The National Cooperative Business Association CLUSA International (NCBA CLUSA) is celebrating a quarter century of high-impact, continuous development work in Mozambique this September.

As one of the first international non-governmental organizations to engage in market-based development in Mozambique, NCBA CLUSA pioneered market-linked producer organizations and helped create an enabling environment for farmer associations and agricultural cooperatives—all while building local capacity.

NCBA CLUSA began its work in Mozambique at a turning point in the region. The country was emerging from a protracted civil war that killed a million people and destroyed much of the country’s rural economy and infrastructure. NGOs were transitioning from emergency and humanitarian responses to long-term reconstruction and development. Politically, Mozambique had just adopted multiparty democracy, holding its first free and competitive elections in 1994. Economically, the country was moving away from a centrally planned to a market economy.

At the time, farmers were reluctant to join any type of organization due to their negative experiences in the past with government-led cooperatives and communal villages. Meanwhile, most rural households relied on subsistence farming, and farmers—who were used to government price setting—did not know how to navigate Mozambique’s emerging market economy.

But a new approach to organizing held promise. Under the Rural Group Enterprise Development (RGED) program, NCBA CLUSA launched its work in September 1995 with funding from the U. S. Agency for International Development (USAID). The program recruited local staff in October 1995, field staff came on board in January 1996, and services to the first communities began the following month.

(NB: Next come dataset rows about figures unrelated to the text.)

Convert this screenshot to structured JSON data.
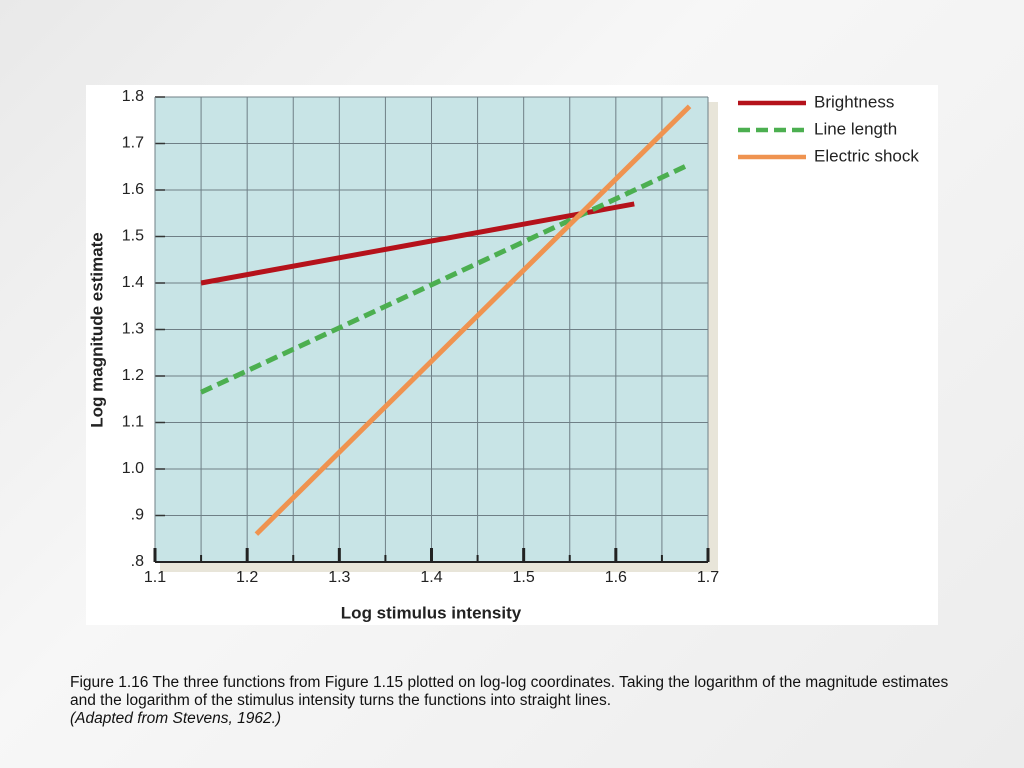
{
  "chart_data": {
    "type": "line",
    "xlabel": "Log stimulus intensity",
    "ylabel": "Log magnitude estimate",
    "xlim": [
      1.1,
      1.7
    ],
    "ylim": [
      0.8,
      1.8
    ],
    "xticks": [
      1.1,
      1.2,
      1.3,
      1.4,
      1.5,
      1.6,
      1.7
    ],
    "yticks": [
      {
        "value": 0.8,
        "label": ".8"
      },
      {
        "value": 0.9,
        "label": ".9"
      },
      {
        "value": 1.0,
        "label": "1.0"
      },
      1.1,
      1.2,
      1.3,
      1.4,
      1.5,
      1.6,
      1.7,
      1.8
    ],
    "grid": true,
    "legend": "right",
    "series": [
      {
        "name": "Brightness",
        "color": "#b5121b",
        "dashed": false,
        "x": [
          1.15,
          1.62
        ],
        "values": [
          1.4,
          1.57
        ]
      },
      {
        "name": "Line length",
        "color": "#4caf50",
        "dashed": true,
        "x": [
          1.15,
          1.68
        ],
        "values": [
          1.165,
          1.655
        ]
      },
      {
        "name": "Electric shock",
        "color": "#ef9350",
        "dashed": false,
        "x": [
          1.21,
          1.68
        ],
        "values": [
          0.86,
          1.78
        ]
      }
    ]
  },
  "caption": {
    "text": "Figure 1.16  The three functions from Figure 1.15 plotted on log-log coordinates.  Taking the logarithm of the magnitude estimates and the logarithm of the stimulus intensity turns the functions into straight lines.",
    "source": "(Adapted from Stevens, 1962.)"
  }
}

“The initial results of our work in four districts of Nampula were encouraging,” said Alex Serrano, NCBA CLUSA’s Senior Vice President for International Programs. At the time, Serrano was the organization’s first Mozambique Country Director. By June 1996, 27 newly-formed farmer associations had signed contracts with buyers and marketed 1,000 metric tons of maize and groundnuts, marking a new era for small farmers in Mozambique. That same year the first 18 farmer associations signed contracts with cotton companies.

“Farmer associations in many ways became like a ‘school’ for farmers. They were essential to help smallholders acquire the critical information and skills they needed to successfully operate in a market economy,” Serrano said.

Twenty-five years later, that work has impacted more than half a million Mozambicans and supported the establishment of thousands of farmer groups and hundreds of small and medium-sized enterprises and agribusiness across seven provinces in central and northern Mozambique.

Mozambique has undergone tremendous social, economic and political transformation since NCBA CLUSA first began its work in Nampula in September 1995. Still, rural populations continue to experience power, knowledge and financial imbalances that limit their capacity to fully and fairly engage with market actors.

Despite achieving one of the highest economic growth rates in Africa over the past 20 years,[1] Mozambique remains one of the poorest countries in the world.

Over the past quarter century, NCBA CLUSA has worked to address these imbalances by investing in rural communities through development activities funded by the Norwegian Government, U.S. Agency for International Development, International Fund for Agriculture Development, the Bill and Melinda Gates Foundation, the Swiss Cooperation, the Netherlands and, most recently, the Austrian Development Agency.

In the coming weeks, Co-op Weekly will highlight some of NCBA CLUSA’s key achievements and milestones in Mozambique, ranging from enabling environments and value chain development to market linkages and climate smart agriculture.

 


[1] In 2014, Mozambique’s GDP was 7.4% compared to Sub-Saharan Africa GDP at 4.6% (World Bank).